O sistema de instalação de pacotes utiliza a ferramenta YaST - Yet another Setup Tool - lembrando um pouco o processo de instalação gráfica do Adept no Debian/Kubuntu. Bastante prático e fácil de usar. A gente escolhe o software por categoria, constante dos repositórios, clica e instala automaticamente.

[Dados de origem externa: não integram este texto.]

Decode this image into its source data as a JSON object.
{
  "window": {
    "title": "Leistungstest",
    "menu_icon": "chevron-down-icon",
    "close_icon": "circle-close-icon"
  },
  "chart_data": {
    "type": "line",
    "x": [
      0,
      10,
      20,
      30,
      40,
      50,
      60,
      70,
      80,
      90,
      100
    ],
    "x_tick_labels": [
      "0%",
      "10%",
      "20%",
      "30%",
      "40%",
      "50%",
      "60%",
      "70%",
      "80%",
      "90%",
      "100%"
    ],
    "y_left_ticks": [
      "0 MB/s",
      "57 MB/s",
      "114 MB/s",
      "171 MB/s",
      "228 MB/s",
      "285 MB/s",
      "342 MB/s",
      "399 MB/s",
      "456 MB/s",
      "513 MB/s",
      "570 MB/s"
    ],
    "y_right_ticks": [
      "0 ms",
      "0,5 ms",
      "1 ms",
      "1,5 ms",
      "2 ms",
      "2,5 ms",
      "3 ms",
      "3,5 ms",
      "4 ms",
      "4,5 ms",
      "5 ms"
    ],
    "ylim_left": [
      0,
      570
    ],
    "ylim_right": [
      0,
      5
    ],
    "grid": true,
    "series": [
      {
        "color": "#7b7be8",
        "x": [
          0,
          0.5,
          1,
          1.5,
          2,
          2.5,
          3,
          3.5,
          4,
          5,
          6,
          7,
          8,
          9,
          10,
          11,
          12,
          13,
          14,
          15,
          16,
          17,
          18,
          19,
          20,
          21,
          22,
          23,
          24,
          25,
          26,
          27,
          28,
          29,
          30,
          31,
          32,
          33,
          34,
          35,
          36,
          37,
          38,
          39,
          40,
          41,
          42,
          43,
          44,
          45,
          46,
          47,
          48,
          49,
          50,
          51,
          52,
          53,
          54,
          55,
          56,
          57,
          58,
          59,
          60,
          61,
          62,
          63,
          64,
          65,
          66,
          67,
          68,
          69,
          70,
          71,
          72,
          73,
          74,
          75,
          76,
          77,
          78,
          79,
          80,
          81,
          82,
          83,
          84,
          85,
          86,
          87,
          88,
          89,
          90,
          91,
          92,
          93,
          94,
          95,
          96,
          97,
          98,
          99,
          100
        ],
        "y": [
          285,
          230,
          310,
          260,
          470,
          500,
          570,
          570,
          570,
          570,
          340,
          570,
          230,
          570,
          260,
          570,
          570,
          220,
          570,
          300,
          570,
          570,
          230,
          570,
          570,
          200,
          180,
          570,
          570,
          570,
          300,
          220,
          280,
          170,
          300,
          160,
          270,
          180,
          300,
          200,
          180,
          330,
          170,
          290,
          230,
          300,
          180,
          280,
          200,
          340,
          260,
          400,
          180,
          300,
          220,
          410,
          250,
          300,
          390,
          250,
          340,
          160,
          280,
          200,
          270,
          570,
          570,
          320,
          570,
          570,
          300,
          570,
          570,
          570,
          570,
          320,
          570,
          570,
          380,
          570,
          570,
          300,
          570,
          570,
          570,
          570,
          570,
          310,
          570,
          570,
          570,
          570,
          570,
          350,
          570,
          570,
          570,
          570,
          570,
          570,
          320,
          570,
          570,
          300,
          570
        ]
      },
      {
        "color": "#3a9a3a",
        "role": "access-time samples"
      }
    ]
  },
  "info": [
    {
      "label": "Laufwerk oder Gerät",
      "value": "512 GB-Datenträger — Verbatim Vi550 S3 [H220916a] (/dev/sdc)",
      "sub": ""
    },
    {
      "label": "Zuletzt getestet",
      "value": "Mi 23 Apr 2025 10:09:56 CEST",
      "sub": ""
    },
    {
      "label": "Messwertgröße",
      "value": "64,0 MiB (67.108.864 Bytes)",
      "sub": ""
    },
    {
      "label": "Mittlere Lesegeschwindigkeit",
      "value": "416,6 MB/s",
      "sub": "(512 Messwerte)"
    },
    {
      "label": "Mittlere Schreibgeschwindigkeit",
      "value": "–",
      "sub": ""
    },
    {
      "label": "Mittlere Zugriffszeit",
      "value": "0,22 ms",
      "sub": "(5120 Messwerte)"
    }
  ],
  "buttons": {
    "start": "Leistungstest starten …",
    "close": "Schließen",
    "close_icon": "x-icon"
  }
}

Resumindo, creio que neste 18 de dezembro está o marco de uma ruptura histórica: o momento da perda da inocência para o Linux e para o software livre. É evidente que o Linux hoje se trata de um produto de qualidade superior - altamente usável, focado na segurança e na praticidade. Certamete os linuxistas mais puros torcem os seus narizes para opções como o OpenSUSE ou Ubuntu e seus derivados - são os heróis revolucionários da primeira hora, adeptos fervorosos do puro Debian, do puro Slackware, etc. Porém a gente não pode negar que a mudança está batendo à porta e esta pode não ser a forma que desejávamos, mas é a forma possível... o importante é que com ela nos livramos em boa parte do colonialismo digital que ainda nos é imposto pelas grandes corporações e de muitas de nossas vulnerabilidades em relação à detenção do conhecimento e a preservação e alimetação de nossa base de conhecimento. O openSUSE (bem como o Ubuntu) é um produto originado de uma grande corporação, porém com a resalva de um comprometimento com a a comunidade do Software Livre, submetida às regras da licença GPL e às normas de padronização ISO; é indiscutivelmente superior ao Windows e a tudo que se fez antes; e qualquer empresa deverá considerar seriamente a possibilidade de mudar caso queira se manter em sintonia com a modernidade e os parâmetros exigidos pelo mercado atual em termos de disponibilidade, usabilidade, segurança, escalabilidade, etc.
Caros amigos, peço que considerem meu "test drive", se não gostam, podem detonar! A polêmica é que mantem acesa a chama revolucionária e nós estamos aqui é pra isto mesmo: pra abalar as estruturas!